A term insurance plan is among the oldest and purest forms of life insurance available in the country, providing an extensive sum assured to the beneficiary at affordable premium prices. The beneficiaries will get the sum assured if the policy is valid or is within the tenure. If the policyholder survives the term, the insurance cover ceases, and nothing is payable. However, it would depend on the type of term plan purchased by the policyholder.
The term insurance payout depends upon the nature and extent of coverage provided by the insurance company and the term policy you have opted for. Every life insurance type, including term insurance, are inherently legal contracts between the insurance company and the policyholder. Like every contract, even term insurance has clear set of rules, guidelines, inclusions and exclusions, and every policyholder needs to aware of these to ensure stress-free claim settlement.
In this article, we will look at the types of death included and excluded under a term insurance policy, also, known as a death insurance plan.
Types of deaths covered by a term insurance plan:

Any natural deaths or health-related issues are covered under the term insurance plan. Let's look at them closely:
- Death due to a medical condition/natural death:
A term insurance plan will cover health-related deaths or natural death. The death can be because of diseases or medical conditions that ultimately result in the policy's death. For such circumstances, the beneficiaries are paid the sum assured of the term plan. For instance, if the policyholder passes away suddenly in their sleep, it will be covered under natural death. If the policyholder is affected by any disease or falls ill that will result in death, it will be treated as a health-related death.
- Death due to suicide:
Death by suicide is covered only after 12 months from the term policy initiation. This means, if the policyholder dies by suicide one year after the policy came into force, then the beneficiaries will receive the complete sum assured.
However, insurance companies understand the emotional as well as financial impacts of losing a loved one, especially by suicide. Therefore, if the death by suicide occurs in the first 12 months of the policy, the insurance company pays out a specific percentage of the total premium paid by the policyholder.
- Accident-related death:
Insurance plans also cover accidental deaths. A policyholder can add riders# to their plan, which will provide them with an additional sum assured on death because of an accident. Accidental death is defined as the sudden, involuntary and unforeseen event caused within a specific number of days (generally 90 to 180 days) of such an event or trauma, which is treated as an accidental death.
Examples of accidental death are listed below:
- Death due to accident that involves motor vehicles
- Death due to fire-related injuries
- Death due to accident involving machinery at workplace or factory accidents
- Death due to accidentally falling from a rooftop or a building
- Death from an electric shock at home or anywhere else
- Death because of lightning strike or earthquake or other natural calamities.
- Death due to drowning in a river or slipping in the bathroom
Types of death not covered by a term Insurance plan:
When it comes to coverage under death insurance, there are certain exclusions under the lifestyle category. If you're a smoker, it must be mentioned in the policy. The insurer will charge an additional premium to calculate the risk of death because of smoking. Insurance companies consider chain-smokers as a great risk to the insurance company. If you hide these facts, the insurance company may reject the insurance claim.
Along with this, if the policyholder passes away due to any circumstances listed below, the beneficiaries will not receive any coverage from the insurance company:
- Death caused by driving under the influence of alcohol and/or drugs.
- Death due to excessive consumption of alcohol or drugs.
- Death due to participation in racing events, adventure sports and illegal activities.
- Death due to childbirth and pregnancy.
- Death due to pre-existing health condition.
- Death due to any sexually transmitted diseases like HIV or AIDS.
- Death due to murder committed by the beneficiary. If the death involves any investigation, then the insurance company will put the claim on hold until the acquittal of the beneficiary.

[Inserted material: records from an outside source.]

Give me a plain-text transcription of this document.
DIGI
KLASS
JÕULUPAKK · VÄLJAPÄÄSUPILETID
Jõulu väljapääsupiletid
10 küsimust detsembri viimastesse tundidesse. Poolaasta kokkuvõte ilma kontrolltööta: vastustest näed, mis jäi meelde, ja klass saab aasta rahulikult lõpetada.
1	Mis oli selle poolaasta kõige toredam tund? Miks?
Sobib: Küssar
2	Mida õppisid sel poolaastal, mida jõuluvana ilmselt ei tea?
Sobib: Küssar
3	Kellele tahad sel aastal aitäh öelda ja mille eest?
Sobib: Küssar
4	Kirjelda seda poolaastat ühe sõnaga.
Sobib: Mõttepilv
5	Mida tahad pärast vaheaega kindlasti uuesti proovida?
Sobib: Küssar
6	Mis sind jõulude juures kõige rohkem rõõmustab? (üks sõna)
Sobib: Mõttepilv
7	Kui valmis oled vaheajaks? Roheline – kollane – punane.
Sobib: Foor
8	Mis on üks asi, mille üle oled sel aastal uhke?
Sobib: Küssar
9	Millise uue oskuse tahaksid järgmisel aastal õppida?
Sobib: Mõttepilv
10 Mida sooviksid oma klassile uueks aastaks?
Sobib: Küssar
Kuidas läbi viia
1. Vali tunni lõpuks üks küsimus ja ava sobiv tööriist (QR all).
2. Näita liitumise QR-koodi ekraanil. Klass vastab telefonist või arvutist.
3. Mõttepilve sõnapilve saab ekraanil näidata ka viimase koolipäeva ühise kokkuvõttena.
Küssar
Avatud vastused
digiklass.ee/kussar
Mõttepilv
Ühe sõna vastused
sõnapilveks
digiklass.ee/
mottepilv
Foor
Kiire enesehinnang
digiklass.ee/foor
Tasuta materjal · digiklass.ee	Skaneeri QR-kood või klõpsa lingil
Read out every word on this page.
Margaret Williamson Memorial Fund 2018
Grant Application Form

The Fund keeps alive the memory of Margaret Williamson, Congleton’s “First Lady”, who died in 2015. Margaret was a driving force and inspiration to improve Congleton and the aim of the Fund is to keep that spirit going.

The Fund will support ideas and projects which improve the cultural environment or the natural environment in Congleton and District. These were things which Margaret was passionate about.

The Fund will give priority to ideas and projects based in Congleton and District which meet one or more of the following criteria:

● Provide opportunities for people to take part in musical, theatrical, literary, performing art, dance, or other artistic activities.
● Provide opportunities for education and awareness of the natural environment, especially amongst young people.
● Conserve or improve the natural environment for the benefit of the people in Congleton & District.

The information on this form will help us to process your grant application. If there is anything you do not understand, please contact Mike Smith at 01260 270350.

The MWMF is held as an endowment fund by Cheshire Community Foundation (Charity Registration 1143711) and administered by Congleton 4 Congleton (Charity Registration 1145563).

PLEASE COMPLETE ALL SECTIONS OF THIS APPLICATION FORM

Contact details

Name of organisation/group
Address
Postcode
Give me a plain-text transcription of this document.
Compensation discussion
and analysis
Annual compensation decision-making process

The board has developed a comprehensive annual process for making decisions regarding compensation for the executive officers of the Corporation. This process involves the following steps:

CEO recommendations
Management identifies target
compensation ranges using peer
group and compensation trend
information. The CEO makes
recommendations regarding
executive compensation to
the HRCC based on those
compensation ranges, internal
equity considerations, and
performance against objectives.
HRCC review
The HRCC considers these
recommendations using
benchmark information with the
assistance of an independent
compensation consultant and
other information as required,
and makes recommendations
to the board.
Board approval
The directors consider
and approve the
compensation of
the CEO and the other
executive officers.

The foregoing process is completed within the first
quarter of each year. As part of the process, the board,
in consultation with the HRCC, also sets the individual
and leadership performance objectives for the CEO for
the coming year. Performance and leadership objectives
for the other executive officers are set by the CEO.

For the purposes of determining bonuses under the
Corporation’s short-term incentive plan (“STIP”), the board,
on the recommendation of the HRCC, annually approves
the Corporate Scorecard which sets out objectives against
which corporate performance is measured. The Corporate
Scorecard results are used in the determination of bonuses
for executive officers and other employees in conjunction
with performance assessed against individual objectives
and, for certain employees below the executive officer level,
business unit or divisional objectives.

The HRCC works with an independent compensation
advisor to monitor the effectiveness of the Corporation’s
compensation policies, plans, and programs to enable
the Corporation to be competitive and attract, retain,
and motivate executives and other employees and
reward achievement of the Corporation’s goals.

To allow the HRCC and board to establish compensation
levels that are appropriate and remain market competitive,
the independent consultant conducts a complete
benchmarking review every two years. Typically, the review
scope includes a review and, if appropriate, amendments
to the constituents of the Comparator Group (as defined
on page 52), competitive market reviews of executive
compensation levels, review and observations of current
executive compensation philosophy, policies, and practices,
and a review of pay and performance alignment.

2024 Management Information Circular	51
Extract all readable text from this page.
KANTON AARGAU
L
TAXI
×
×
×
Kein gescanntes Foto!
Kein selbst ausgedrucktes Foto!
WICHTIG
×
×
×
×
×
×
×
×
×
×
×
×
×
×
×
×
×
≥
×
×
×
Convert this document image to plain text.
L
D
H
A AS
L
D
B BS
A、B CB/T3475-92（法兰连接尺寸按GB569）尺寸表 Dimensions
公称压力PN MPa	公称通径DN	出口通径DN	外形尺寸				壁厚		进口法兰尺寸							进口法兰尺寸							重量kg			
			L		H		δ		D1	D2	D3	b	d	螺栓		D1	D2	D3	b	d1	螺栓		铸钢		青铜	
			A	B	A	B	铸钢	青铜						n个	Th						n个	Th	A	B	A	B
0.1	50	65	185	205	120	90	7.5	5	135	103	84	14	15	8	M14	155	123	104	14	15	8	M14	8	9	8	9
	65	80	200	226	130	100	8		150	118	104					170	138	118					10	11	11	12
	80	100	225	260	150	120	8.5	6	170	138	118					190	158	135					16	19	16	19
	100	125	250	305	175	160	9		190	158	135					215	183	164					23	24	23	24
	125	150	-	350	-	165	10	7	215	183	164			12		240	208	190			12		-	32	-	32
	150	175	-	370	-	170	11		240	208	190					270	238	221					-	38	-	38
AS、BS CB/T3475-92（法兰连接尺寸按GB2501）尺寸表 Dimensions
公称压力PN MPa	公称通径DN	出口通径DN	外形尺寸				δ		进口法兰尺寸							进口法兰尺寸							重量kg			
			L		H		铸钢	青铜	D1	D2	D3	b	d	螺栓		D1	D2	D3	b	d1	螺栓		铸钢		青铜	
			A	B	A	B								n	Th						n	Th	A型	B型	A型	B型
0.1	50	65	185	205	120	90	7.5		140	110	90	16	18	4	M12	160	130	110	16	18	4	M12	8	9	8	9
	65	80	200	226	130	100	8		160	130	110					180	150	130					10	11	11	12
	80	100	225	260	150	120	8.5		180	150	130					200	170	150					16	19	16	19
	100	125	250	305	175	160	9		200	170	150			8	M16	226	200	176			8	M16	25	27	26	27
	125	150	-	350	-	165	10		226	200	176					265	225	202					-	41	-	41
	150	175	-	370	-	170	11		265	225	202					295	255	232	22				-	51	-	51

- Death due to natural disasters not covered by the policy.
Remember the following policyholders!
If the policyholder brings any changes in their lifestyle after purchasing the insurance policy, the policyholder is not liable to share the information. However, if the policyholder continues to smoke after purchasing the policy, the insurance coverage is applied, and the insurance company must process the claim without any issues. If the policyholder faces any issues in claiming the policy, they can approach the grievances cell of the insurance company of the IRDA (Insurance Regulatory and Development Authority) directly.
However, if you're a policyholder, it would help if you checked the clauses for attaining the death benefit with your insurance company. This is because different insurance companies have different clauses for death. It's recommended that you get all of your doubts cleared by the insurance company. It would help if you shared this information with your insurance company and help with the claim settlement process.